This story ran in the Sun Sailor newspaper on February 26, 2019.
Rep. Cheryl Youakim (DFL-Hopkins) is supporting a bill that would allow more local governments in Minnesota the opportunity to adopt ranked-choice voting.
The bill had its first hearing in the House Subcommittee on Elections Feb. 20.
Ranked-choice voting consolidates local nonpartisan primaries and general elections into one election in which voters rank candidates in each race by preference. When candidates are mathematically eliminated during tallying, the next-highest preferences of people who voted for them are considered instead.
The bill, HF 983, would allow all cities, townships, counties and school districts to use ranked-choice voting if they choose to do so. It also establishes implementation standards for consistent use of ranked-choice voting across Minnesota and equipment guidelines to ensure replacement voting equipment is capable of using the system.
Currently only charter cities, which make up 15 percent of Minnesota’s cities, are able to implement ranked-choice voting without Legislative permission. Minneapolis, St. Paul and St. Louis Park are charter cities that have adopted the system. Youakim’s district includes a section of St. Louis Park along with Hopkins.

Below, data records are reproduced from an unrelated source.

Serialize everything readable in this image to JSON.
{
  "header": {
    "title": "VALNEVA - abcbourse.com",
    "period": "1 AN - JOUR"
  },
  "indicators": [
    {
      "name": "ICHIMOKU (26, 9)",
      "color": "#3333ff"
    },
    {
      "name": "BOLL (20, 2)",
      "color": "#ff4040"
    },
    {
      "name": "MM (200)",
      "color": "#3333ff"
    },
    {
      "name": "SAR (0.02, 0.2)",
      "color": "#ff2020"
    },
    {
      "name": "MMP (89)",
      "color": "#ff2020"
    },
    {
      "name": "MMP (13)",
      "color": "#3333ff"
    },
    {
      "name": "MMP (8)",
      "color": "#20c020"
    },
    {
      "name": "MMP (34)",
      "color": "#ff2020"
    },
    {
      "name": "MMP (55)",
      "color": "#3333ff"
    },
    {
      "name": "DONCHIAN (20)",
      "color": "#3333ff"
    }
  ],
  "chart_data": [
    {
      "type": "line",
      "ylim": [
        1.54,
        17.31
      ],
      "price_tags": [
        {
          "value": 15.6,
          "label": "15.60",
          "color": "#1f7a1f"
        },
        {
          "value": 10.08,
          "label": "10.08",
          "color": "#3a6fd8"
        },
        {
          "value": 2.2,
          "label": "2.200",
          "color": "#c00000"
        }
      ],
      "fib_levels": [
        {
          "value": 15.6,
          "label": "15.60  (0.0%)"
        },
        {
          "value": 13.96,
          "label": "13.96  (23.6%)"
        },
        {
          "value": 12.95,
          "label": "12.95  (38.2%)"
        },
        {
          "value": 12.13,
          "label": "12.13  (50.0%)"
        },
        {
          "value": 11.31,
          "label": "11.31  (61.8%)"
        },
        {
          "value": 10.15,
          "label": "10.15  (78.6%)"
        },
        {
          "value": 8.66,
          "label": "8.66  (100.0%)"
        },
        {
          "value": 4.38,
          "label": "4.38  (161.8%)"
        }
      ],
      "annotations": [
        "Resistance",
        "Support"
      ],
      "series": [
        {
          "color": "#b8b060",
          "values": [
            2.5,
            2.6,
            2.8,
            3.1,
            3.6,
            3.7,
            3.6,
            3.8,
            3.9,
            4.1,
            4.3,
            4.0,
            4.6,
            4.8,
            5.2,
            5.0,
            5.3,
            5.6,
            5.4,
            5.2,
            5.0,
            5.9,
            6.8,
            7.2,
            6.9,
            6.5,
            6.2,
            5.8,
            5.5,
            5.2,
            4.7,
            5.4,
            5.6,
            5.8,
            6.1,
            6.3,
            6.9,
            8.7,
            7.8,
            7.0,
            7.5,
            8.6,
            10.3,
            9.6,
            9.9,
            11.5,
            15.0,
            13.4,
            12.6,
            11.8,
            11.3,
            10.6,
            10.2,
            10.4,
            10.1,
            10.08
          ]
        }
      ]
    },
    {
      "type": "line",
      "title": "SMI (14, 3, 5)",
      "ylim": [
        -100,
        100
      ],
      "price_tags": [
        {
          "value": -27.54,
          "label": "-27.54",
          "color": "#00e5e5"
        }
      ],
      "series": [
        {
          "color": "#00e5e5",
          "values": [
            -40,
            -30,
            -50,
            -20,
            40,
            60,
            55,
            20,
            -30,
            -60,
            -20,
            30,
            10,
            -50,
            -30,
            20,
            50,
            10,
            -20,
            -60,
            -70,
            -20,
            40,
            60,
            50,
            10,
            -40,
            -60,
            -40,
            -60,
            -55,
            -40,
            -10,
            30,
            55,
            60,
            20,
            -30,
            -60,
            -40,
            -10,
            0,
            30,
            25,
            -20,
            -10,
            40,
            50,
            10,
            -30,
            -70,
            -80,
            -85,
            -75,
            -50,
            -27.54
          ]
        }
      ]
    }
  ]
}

Minnesota Secretary of State Steve Simon, who authored a similar bill while representing the district Youakim now represents in the Minnesota House of Representatives, continues to support the measure. He called it a “Goldilocks option.”
In a statement, Simon said, “It’s a compromise that says not that any jurisdiction should have Ranked Choice Voting, but if they want to have it, they shouldn’t have to come on bended knee to ask the legislature to ask special permission.”